La Wallonie compte déjà un érudit qui pense la ville de demain…

 

De la dépendance énergétique à la puissance verte, il n’y a qu’un… Liégeois

 

 

Il y a des moments où le changement climatique cesse d’être une projection scientifique pour devenir une expérience quotidienne.

Une chaleur qui s’installe et devient difficile à supporter. Des sols qui s’assèchent. Des incendies qui se rapprochent. Des pluies qui, à l’inverse, transforment en quelques minutes un cours d’eau en menace. Des quartiers qui ne sont pas tous exposés de la même manière, des populations qui ne disposent pas toutes des mêmes moyens pour s’adapter et, demain peut-être, des conséquences beaucoup plus lourdes encore sur notre agriculture et notre alimentation.

Pour Junior Mbangala, jeune économiste liégeois de 28 ans, cette réalité climatique n’est pas née uniquement dans les livres ou les amphithéâtres. Elle est entrée brutalement dans sa vie en 2021, lorsque les terribles inondations ont frappé la Belgique.

Chênée, c’est chez lui.

Il aime se promener dans les quartiers, emprunter les chemins prévus pour les baladeurs, regarder cette commune qu’il trouve si belle. Et puis, d’un coup, sans prévenir, la nature s’est déchaînée. L’eau a envahi les rues, détruit des maisons, bouleversé des vies. Junior raconte avoir vu et vécu l’horreur, une souffrance d’une intensité inexprimable, le désespoir et le désarroi de tant d’habitants de sa commune.

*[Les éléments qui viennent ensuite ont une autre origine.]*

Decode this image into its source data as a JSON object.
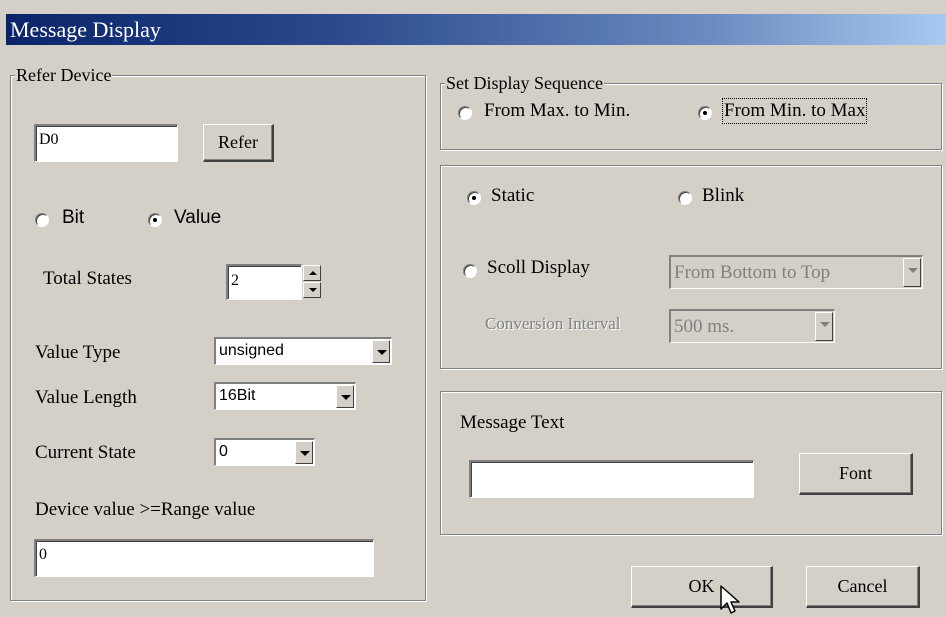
{
  "window": {
    "title": "Message Display"
  },
  "refer_device": {
    "legend": "Refer Device",
    "device_value": "D0",
    "refer_label": "Refer",
    "radio_bit": "Bit",
    "radio_value": "Value",
    "selected_mode": "Value",
    "total_states_label": "Total States",
    "total_states_value": "2",
    "value_type_label": "Value Type",
    "value_type_value": "unsigned",
    "value_length_label": "Value Length",
    "value_length_value": "16Bit",
    "current_state_label": "Current State",
    "current_state_value": "0",
    "range_label": "Device value >=Range value",
    "range_value": "0"
  },
  "sequence": {
    "legend": "Set Display Sequence",
    "max_to_min": "From Max. to Min.",
    "min_to_max": "From Min. to Max",
    "selected": "From Min. to Max"
  },
  "display": {
    "static": "Static",
    "blink": "Blink",
    "scroll": "Scoll Display",
    "selected": "Static",
    "scroll_direction": "From Bottom to Top",
    "interval_label": "Conversion Interval",
    "interval_value": "500 ms."
  },
  "message": {
    "label": "Message Text",
    "text": "",
    "font_label": "Font"
  },
  "buttons": {
    "ok": "OK",
    "cancel": "Cancel"
  },
  "colors": {
    "dialog": "#d4d0c8",
    "title_start": "#0a246a",
    "title_end": "#a6caf0"
  }
}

Comme si une bombe avait frappé le paysage, laissant derrière elle des maisons détruites et des souvenirs.

Cette expérience constitue un véritable électrochoc.

Elle transforme une interrogation intellectuelle en question existentielle : comment prévenir de telles catastrophes ? Comment rendre nos territoires plus résilients ? Comment faire en sorte que la transition écologique ne soit pas seulement une affaire de technologies ou de chiffres, mais une véritable transformation de nos manières de vivre ?

C’est à partir de là que Junior décide de consacrer une partie de sa réflexion à la prévention des catastrophes et, plus largement, à la manière dont nous allons habiter nos villes et nos territoires demain.

 

Un jeune économiste qui voulait comprendre le monde

Agé de 28 ans, passionné par l’écologie, l’économie et l’humain, Junior Mbangala rêvait pourtant de devenir journaliste.

Son moteur était déjà en lui : comprendre les mécanismes, les fonctionnements. Comment ça marche ? Pourquoi ?

Titulaire d’un Master en économie et politique publique, il va progressivement construire un parcours intellectuel qui dépasse largement les frontières d’une seule discipline.

Sur les bancs de l’université d’Oxford, une idée prend forme : imaginer un nouveau paradigme capable de relier l’économie du développement humain et social à l’indépendance énergétique, en utilisant les ressources de la nature de manière respectueuse.

Pour Junior, la crise écologique ne peut pas être dissociée des injustices sociales ni des rapports de domination qui traversent nos sociétés.

Derrière la transition énergétique, il y a donc beaucoup plus que des panneaux solaires, des bâtiments rénovés ou des objectifs de réduction des émissions.

Il y a des citoyens.

Des quartiers.

Des rapports de pouvoir.

Des inégalités.

Des choix collectifs.

Et une question fondamentale : qui participe à la transformation de nos territoires et qui en bénéficie ?

 

Une autre manière de regarder l’énergie

Dans ses recherches consacrées à la Wallonie, Junior Mbangala s’intéresse notamment à la justice énergétique et aux politiques liées au photovoltaïque.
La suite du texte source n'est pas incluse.